Verizon Wireless and Cingular had spent the weekend delivering fuel to generators at major cell sites in the Gulf Coast area. Verizon said 80 to 90 percent of the area's cell sites have backup generators. However, many other generators have exhausted their fuel while others are under water. Cingular said it deployed 500 emergency generators before the storm struck, with 130,000 gallons of fuel ready to recharge generators and 25 teams ready to refuel and move needed generators.
"Once areas are safe, we'll be able to go back into them and start restoration efforts; but until then, it is a safety issue," said Mark Siegel, a spokesperson for Cingular.
Both carriers will deploy dozens of COWs, to extend any needed network coverage.

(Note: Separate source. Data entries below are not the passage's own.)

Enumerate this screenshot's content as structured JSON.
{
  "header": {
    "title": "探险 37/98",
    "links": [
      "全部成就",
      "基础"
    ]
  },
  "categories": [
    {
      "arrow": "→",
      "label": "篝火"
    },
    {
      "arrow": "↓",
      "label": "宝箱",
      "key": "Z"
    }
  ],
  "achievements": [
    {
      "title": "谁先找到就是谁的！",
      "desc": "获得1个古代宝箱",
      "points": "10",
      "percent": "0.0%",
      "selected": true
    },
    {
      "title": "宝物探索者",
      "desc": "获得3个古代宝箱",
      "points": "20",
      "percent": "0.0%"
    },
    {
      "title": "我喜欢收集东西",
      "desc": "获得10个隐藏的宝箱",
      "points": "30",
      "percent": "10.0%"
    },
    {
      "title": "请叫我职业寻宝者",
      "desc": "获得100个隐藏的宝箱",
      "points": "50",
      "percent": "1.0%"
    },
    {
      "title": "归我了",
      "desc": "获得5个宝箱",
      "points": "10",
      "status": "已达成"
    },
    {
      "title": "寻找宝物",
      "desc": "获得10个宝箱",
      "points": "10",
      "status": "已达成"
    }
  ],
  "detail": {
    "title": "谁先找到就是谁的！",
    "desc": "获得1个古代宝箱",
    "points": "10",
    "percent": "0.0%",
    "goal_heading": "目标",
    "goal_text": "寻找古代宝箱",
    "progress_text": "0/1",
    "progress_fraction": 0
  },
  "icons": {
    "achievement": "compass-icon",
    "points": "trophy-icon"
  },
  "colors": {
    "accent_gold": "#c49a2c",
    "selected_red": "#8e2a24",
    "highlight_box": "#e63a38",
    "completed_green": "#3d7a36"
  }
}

The Red Cross is deploying satellite telephones, portable satellite dishes, specially equipped communications trucks, high- and low-band radio systems, and generator-powered wireless computer networks.
Nine specially designed Ford Excursion sport utility trucks, dubbed Emergency Communications Response Vehicles (ECRV), include various radio systems that allow communications on a wide range of frequencies across disaster areas. The vehicles have Very Small Aperture Terminal generator-equipped satellite dishes that can help establish communications in the absence of working phone lines and cell phone towers.
Many broadcasters along the coast were also shut down with equipment failures. In New Orleans the mayor and emergency personnel were only able to communicate to embattled residents and visitors through one AM radio and one local television station that remained on the air.